Examining one variable by group
If you want to examine $y$ for each group in $group$
Graph | Code example |
---|---|
boxplot | sns.boxplot(x="group",y="y", data=df) |
distplot | sns.FacetGrid(temp_df, hue="group").map(sns.kdeplot, "y") kdeplot is the KDE plot portion of distplot . FacetGrid is something we should defer talking about.... |
violinplot | sns.violinplot(x="group",y="y", data=df) |
Examining two variables
Graph | Code example |
---|---|
line | sns.lineplot(x="x", y="y", data=df) |
scatterplot | sns.scatterplot(x="x", y="y", data=df) |
scatter + density | sns.jointplot(x="x", y="y", data=df) |
with fit line | sns.jointplot(x="x", y="y", data=df,kind=reg) # regress to get fit |
hexbin | sns.jointplot(x=x, y=y, kind="hex") # possibly better than scatter with larger data |
topograph | sns.jointplot(x=x, y=y, kind="kde") topo map with kde on sides |
pairwise scatter | sns.pairplot(df[['x','y','z']]) sns.pairplot(df[['x','y','z']],kind='reg) # add fit lines |
Faceting
Let's look two plots quickly:
iris = sns.load_dataset("iris")
sns.pairplot(iris)
plt.figure() # opens a new plot (within a cell, python interprets new plot commands
# as adtl on existing one unless you close the existing plot or open new one)
sns.boxplot(x="species",y="petal_width", data=iris)
You see how that first figure (the pairplot
) has many subplots? That is one type of "Facets". Facets allow you to present more info on a graph by designing a plot for a subset of the data, and quickly repeating it for other parts. You can think of facets as either
- creating subfigures
- the
pairplot
does this for combinations of variables - the Anscombe example at the top makes subfigures for subsets of the data
- the
- or overlaying figures on top of each other in a single figure
- the categorical
boxplot
above does that for each sub group - the example above in the "omitted group effects" section
- the categorical
With that covered, earlier examples ca begin to make a little more sense.
Examining two variables by group
You will come across times where you think the relationship between $x$ and $y$ might on a third variable, $z$, or maybe even a fourth variable $w$. For example, age and income are related, but the relationship is different for college educated women than it is for high-school only men.

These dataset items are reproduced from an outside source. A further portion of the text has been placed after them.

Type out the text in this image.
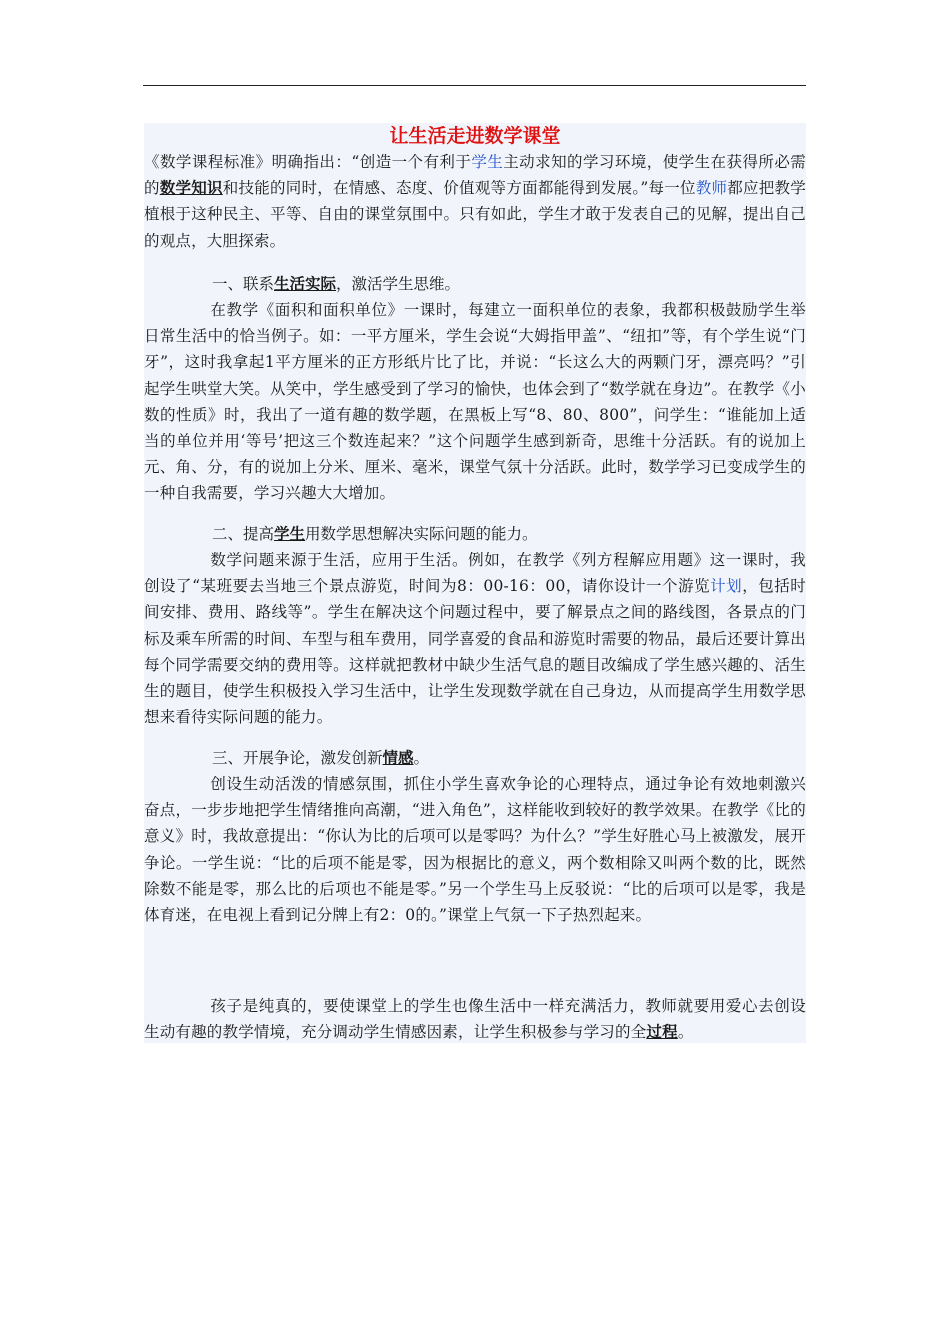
让生活走进数学课堂
《数学课程标准》明确指出：“创造一个有利于学生主动求知的学习环境，使学生在获得所必需的数学知识和技能的同时，在情感、态度、价值观等方面都能得到发展。”每一位教师都应把教学植根于这种民主、平等、自由的课堂氛围中。只有如此，学生才敢于发表自己的见解，提出自己的观点，大胆探索。
一、联系生活实际，激活学生思维。
在教学《面积和面积单位》一课时，每建立一面积单位的表象，我都积极鼓励学生举日常生活中的恰当例子。如：一平方厘米，学生会说“大姆指甲盖”、“纽扣”等，有个学生说“门牙”，这时我拿起1平方厘米的正方形纸片比了比，并说：“长这么大的两颗门牙，漂亮吗？”引起学生哄堂大笑。从笑中，学生感受到了学习的愉快，也体会到了“数学就在身边”。在教学《小数的性质》时，我出了一道有趣的数学题，在黑板上写“8、80、800”，问学生：“谁能加上适当的单位并用‘等号’把这三个数连起来？”这个问题学生感到新奇，思维十分活跃。有的说加上元、角、分，有的说加上分米、厘米、毫米，课堂气氛十分活跃。此时，数学学习已变成学生的一种自我需要，学习兴趣大大增加。
二、提高学生用数学思想解决实际问题的能力。
数学问题来源于生活，应用于生活。例如，在教学《列方程解应用题》这一课时，我创设了“某班要去当地三个景点游览，时间为8：00-16：00，请你设计一个游览计划，包括时间安排、费用、路线等”。学生在解决这个问题过程中，要了解景点之间的路线图，各景点的门标及乘车所需的时间、车型与租车费用，同学喜爱的食品和游览时需要的物品，最后还要计算出每个同学需要交纳的费用等。这样就把教材中缺少生活气息的题目改编成了学生感兴趣的、活生生的题目，使学生积极投入学习生活中，让学生发现数学就在自己身边，从而提高学生用数学思想来看待实际问题的能力。
三、开展争论，激发创新情感。
创设生动活泼的情感氛围，抓住小学生喜欢争论的心理特点，通过争论有效地刺激兴奋点，一步步地把学生情绪推向高潮，“进入角色”，这样能收到较好的教学效果。在教学《比的意义》时，我故意提出：“你认为比的后项可以是零吗？为什么？”学生好胜心马上被激发，展开争论。一学生说：“比的后项不能是零，因为根据比的意义，两个数相除又叫两个数的比，既然除数不能是零，那么比的后项也不能是零。”另一个学生马上反驳说：“比的后项可以是零，我是体育迷，在电视上看到记分牌上有2：0的。”课堂上气氛一下子热烈起来。
孩子是纯真的，要使课堂上的学生也像生活中一样充满活力，教师就要用爱心去创设生动有趣的教学情境，充分调动学生情感因素，让学生积极参与学习的全过程。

If you want to examine the relationship of $x$ and $y$ for each group in $group$, you can do so using any two-way plot type (scatter and its cousins).
The main note is that some functions do this with a hue
function (give different groups different colors) and some do it with col
(give different groups different subfigures).
Graph | Code example |
---|---|
line | sns.lineplot(x="x", y="y", data=df,hue='group') |
scatterplot | sns.scatterplot(x="x", y="y", data=df,hue='group') |
pairplot | sns.pairplot(df,hue='group') |
sns.lmplot(data=iris,x='petal_width',y="petal_length",col="species")
diamonds = sns.load_dataset('diamonds')
diamonds # notice shape, unit, key, etc...
# my turn: lets do the usual immediate explorations including the categorical vars
# my turn: explore carats - how many are 0.99 vs 1 carat? why?
# explore dist of x, y, z: what did you learn? which is width, length, depth?
# your turn: explore price - is there anything unusual? (HINT: try many bin widths)
# my turn: how is carat related to price?
# your turn: how is price related to cut?
# how should we deal with outliers? delete obs? replace with nan? winsorize? show each...
Before next class
- Finish the diamonds practice above
- Make initial (maybe ugly/bad) plots for all exercises in the Visualization Practice page.